The work is for us to relax into not being able to predetermine results. Facing this chaos all while maintaining an upright posture of goodness, dignity, and strength. We might experience fear and resentment, but these, as is said, are like drinking poison expecting our adversaries to become ill. Usually, the others just go on their merry way, defiling and defaming others, and we are left feeling ill. Thus we become weak and unable to help anyone. Our first step in warrior training is to hold our seat and gather our strength. The next step is to adopt a posture of bravery and simply represent goodness without proclamation, arrogance or aggression.

Until we’re able to manifest dignity and strength we may become victims. Or worse yet, we may blindly react and become part of the problem.

This is why we need mindfulness, intention, and clarity about what we are doing. We need to interrupt immediate, automatic reactions. Yet these reactions happen so quickly it’s like trying to corral a bull after it’s broken free of its pen. Wherever we catch ourselves bringing aggression into our body or mind, we can just stop. Avoid blame, as blame, which feels so justified, only serves to perpetuate aggression and blindness. Anytime we become aware of the hijacking of our body by fear — whether anticipating what might happen, experiencing it as it unfolds, or reflecting on it afterward — we become more attuned to this very immediate and incredibly powerful process. Simply said, our mind and body are being hijacked by our own nervous system. It’s no one’s fault. However, it is our chore to work with. The work is to free the body, open the heart and let the mind see before we jump into the fire.

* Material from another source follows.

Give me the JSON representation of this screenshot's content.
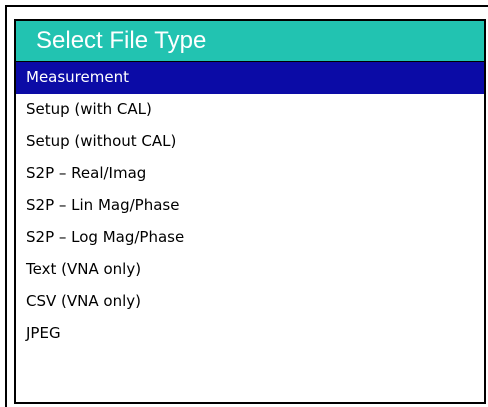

It’s natural to want to protect ourselves. But it is not natural to scapegoat a segment of society, to cling to resentment, or to nurture hatred in our heart. The issue here is not “right-wing” versus “left-wing.” The issue is that when we blame others, we harm ourselves. The violence we inflict on ourselves is profound, especially when we mask it as blame toward others.

When we are awake and open to our immediate experience, our natural human dignity will allow us to do the right thing. When we are reactive, our basic animal instinct only pushes us into ignorance. By creating a gap before acting out retribution, we can hold our reactions lightly, release them, and see more clearly. Otherwise, we’re not only grabbing the bull after its left the pen, we’re letting it carry us as it may — all while blaming someone else for leaving the gate open.